Wave 2 (days later): Targeted follow-up against companies with confirmed OT network access. The second wave used Mirai botnet infrastructure and attempted DDoS alongside persistence mechanisms on the firewalls. Several companies were forced to disconnect from the internet entirely.
SektorCERT’s rapid response (coordinating across all 22 companies simultaneously, sharing IoCs in real-time) limited the blast radius. No confirmed physical impact on grid operations, but several companies lost remote monitoring capability during the incident.

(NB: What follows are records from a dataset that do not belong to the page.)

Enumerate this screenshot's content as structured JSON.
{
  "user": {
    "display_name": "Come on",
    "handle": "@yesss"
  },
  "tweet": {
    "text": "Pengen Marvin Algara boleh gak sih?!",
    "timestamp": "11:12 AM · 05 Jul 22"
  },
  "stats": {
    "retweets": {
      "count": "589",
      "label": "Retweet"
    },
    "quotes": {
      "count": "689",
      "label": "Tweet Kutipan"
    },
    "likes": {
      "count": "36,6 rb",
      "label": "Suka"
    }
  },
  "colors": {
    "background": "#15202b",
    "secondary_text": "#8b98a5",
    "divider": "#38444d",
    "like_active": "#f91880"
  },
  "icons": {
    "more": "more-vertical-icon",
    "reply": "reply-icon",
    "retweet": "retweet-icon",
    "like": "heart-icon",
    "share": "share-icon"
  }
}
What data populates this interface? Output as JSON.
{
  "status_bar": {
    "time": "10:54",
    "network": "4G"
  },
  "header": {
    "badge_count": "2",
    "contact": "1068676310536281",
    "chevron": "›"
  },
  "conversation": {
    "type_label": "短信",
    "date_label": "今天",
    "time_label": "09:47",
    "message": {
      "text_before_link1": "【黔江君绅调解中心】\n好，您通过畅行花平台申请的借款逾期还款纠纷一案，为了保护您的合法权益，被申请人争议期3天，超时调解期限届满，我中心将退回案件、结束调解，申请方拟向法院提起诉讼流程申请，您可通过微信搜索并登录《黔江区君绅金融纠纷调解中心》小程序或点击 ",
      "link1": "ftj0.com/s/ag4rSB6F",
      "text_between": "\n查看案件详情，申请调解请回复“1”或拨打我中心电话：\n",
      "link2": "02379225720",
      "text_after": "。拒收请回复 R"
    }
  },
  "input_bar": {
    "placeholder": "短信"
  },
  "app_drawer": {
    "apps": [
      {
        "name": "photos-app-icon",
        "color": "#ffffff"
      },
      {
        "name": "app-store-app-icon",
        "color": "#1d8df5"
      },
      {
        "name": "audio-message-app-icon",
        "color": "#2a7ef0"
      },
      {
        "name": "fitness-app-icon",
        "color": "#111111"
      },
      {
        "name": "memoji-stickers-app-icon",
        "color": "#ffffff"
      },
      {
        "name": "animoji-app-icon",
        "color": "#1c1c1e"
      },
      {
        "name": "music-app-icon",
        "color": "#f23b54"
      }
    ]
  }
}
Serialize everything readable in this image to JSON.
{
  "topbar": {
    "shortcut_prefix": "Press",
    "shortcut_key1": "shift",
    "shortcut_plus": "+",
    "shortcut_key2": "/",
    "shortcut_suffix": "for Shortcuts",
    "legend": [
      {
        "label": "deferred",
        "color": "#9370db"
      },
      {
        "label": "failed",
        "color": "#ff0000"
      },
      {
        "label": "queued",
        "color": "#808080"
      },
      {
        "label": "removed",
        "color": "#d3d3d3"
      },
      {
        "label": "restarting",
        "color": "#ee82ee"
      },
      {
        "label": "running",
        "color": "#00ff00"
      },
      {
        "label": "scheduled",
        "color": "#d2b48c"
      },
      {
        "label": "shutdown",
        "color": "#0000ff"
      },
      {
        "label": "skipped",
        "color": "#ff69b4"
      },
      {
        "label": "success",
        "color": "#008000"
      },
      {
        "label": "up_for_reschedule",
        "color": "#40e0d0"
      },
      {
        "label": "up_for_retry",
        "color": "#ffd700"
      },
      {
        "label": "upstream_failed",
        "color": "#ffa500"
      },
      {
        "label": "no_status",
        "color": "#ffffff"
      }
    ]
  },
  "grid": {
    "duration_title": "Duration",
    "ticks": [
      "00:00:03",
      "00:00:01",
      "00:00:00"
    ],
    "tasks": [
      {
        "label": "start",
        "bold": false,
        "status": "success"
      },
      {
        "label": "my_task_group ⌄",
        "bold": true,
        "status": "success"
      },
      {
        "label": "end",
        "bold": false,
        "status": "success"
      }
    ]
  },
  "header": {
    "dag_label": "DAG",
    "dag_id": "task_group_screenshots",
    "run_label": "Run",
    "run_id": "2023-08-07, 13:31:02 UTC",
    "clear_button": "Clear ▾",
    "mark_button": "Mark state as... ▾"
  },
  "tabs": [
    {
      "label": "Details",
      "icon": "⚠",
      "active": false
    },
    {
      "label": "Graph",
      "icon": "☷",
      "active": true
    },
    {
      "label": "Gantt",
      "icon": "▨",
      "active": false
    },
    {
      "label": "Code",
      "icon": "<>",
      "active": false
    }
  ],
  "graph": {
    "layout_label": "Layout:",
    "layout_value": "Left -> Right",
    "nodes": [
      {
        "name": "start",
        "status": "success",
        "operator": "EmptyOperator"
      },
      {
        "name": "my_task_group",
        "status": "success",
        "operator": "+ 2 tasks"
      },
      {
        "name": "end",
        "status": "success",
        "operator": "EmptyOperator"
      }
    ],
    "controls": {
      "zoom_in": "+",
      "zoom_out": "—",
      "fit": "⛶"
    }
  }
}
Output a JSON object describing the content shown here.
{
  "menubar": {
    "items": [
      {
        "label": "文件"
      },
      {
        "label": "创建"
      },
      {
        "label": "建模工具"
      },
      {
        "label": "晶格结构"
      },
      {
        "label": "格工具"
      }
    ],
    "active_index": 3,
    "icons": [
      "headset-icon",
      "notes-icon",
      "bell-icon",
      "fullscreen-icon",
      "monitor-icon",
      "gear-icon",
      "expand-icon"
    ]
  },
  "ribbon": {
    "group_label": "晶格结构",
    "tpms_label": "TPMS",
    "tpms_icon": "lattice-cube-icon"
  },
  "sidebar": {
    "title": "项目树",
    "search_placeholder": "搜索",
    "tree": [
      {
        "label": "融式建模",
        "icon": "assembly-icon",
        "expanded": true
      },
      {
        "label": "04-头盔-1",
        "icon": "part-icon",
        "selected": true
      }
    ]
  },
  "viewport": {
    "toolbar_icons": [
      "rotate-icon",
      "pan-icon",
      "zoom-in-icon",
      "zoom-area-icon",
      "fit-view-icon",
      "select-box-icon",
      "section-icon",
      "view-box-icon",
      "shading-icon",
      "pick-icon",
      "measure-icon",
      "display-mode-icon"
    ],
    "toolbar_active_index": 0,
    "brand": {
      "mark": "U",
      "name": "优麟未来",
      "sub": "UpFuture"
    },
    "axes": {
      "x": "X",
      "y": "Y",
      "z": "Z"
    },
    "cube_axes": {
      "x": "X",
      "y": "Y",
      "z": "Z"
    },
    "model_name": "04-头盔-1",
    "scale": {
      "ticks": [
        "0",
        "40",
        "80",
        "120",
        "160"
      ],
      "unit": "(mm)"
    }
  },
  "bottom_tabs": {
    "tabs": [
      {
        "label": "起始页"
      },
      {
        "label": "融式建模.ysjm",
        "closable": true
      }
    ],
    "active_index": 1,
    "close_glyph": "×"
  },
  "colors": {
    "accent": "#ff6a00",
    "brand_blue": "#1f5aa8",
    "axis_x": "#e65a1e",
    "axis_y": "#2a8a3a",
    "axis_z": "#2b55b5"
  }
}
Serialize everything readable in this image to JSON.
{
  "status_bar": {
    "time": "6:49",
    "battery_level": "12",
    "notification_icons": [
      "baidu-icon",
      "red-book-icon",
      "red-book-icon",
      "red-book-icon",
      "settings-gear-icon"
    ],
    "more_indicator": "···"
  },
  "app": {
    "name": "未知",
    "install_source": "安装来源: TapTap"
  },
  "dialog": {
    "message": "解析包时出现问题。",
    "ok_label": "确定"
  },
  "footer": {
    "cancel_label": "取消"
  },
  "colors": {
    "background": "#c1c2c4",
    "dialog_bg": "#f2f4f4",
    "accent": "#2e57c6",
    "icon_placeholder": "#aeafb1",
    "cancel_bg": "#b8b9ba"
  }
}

| ATT&CK Tactic | Technique | Detail |
|---|---|---|
| TA0108 Initial Access | T0866 Exploitation of Remote Services | CVE-2023-28771 unauthenticated RCE |
| TA0104 Execution | T0807 Command-Line Interface | OS command injection via IKEv2 |
| TA0110 Persistence | T0891 Hardcoded Credentials | Firewall persistence mechanisms |
| TA0103 Lateral Movement | T0843 Program Download | Pivot toward OT networks |
| TA0109 Inhibit Response | T0804 Block Reporting Message | DDoS + internet disconnection forced |
| TA0105 Impact | T0879 Damage to Property | Remote monitoring loss, potential OT access |
Key takeaways
The patch gap — 22 companies running vulnerable Zyxel firmware after patches were available — shows the operational challenge of patch management in critical infrastructure. The two-wave structure (opportunistic scan → targeted follow-up) is consistent with a reconnaissance-then-exploitation model. SektorCERT’s coordinated response is a reference case for sector-level incident response.
Cross-Case Analysis
| Dimension | Stuxnet | Ukraine 2015 | Denmark 2023 |
|---|---|---|---|
| Actor | Nation-state | Nation-state (Sandworm/GRU) | Unknown (Sandworm suspected) |
| Initial vector | Physical (USB) | Spear phishing | Unpatched CVEs |
| Dwell time | Months | Months | Days |
| OT access method | Supply chain | VPN pivot | Firewall exploit |
| Physical impact | Yes (~1,000 centrifuges) | Yes (225k customers) | No (near-miss) |
| Defender response | Delayed (covert op) | Manual restoration | Coordinated CERT |
Common patterns across all three:
- IT network compromise precedes OT impact
- Dwell time used for reconnaissance before action
- Safety/monitoring systems explicitly targeted or bypassed
- Recovery was complicated by deliberate anti-forensic or persistence mechanisms
What This Analysis Shows
Mapping these attacks to MITRE ATT&CK for ICS reveals that despite the years between them, the attack patterns are structurally similar: the IT/OT boundary is crossed via a different method each time (USB, VPN, firewall), but the subsequent reconnaissance → impact sequence is consistent.
The framework also highlights where defenses would have the highest leverage: Initial Access (MFA, patch management, removable media controls) and Lateral Movement (network segmentation, OT/IT boundary enforcement) appear in all three cases as the critical chokepoints.